NEWS FROM THE WORLD OF ACADEMIC DISHONESTY: How Nancy MacLean went whistlin’ Dixie.

MacLean has a very specific reason for making this claim, and she returns to it at multiple points in her book. The Agrarians, in addition to spawning a southern literary revival (the novelist Robert Penn Warren was one of their members), were also segregationists. By connecting them to Buchanan, she bolsters one of the primary charges of her book: an attempt to link Buchanan’s economic theories to a claimed resentment over Brown v. Board and the subsequent defeat of racial segregation in 1960s Virginia.

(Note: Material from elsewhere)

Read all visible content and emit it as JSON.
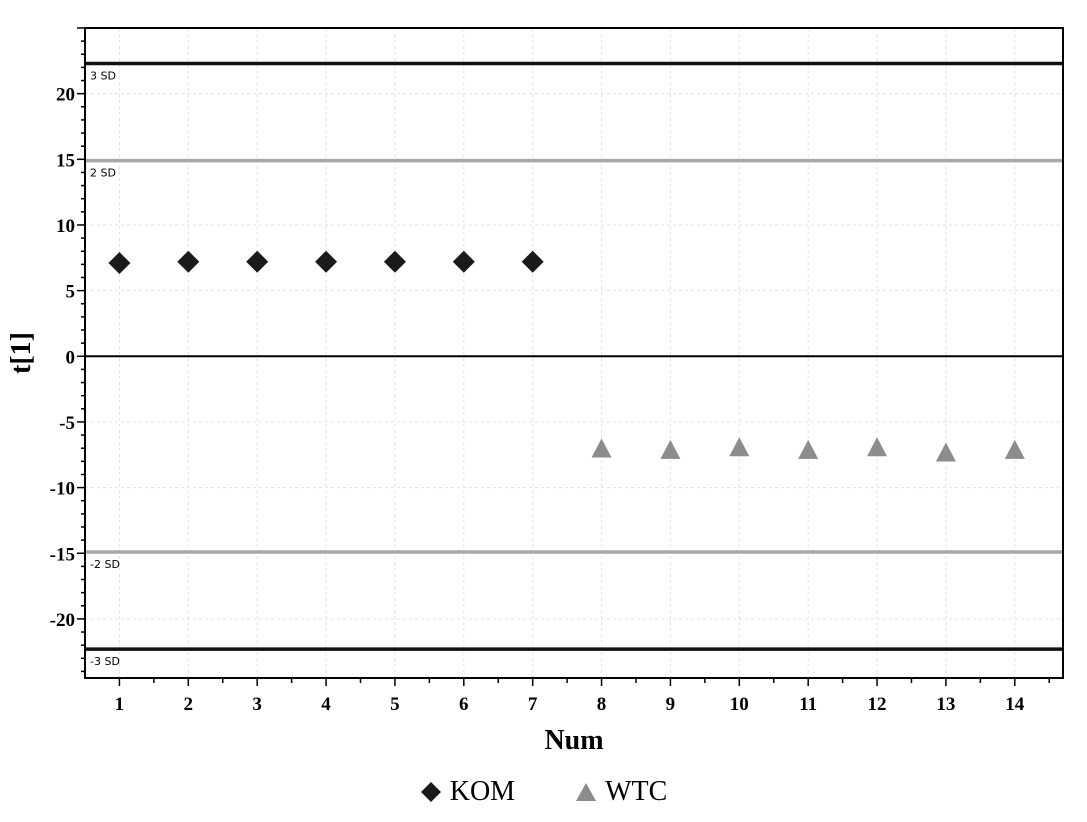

MacLean’s argument presents a challenge. Buchanan wrote very little on Brown or the ensuing school desegregation, and the archival evidence she presents from his papers is both thin and far short of the smoking gun she implies it to be. Instead, she sets out to strengthen her portrayal of Buchanan as a segregationist by tying him to other known segregationists. The Agrarians, and specifically Davidson, serve this purpose in her narrative by becoming formative intellectual influences on Buchanan.

There’s a problem with MacLean’s story though: it appears to be completely made up.

Apparently, the Left wants a certain type of rightist to exist so badly that it has been forced to invent them.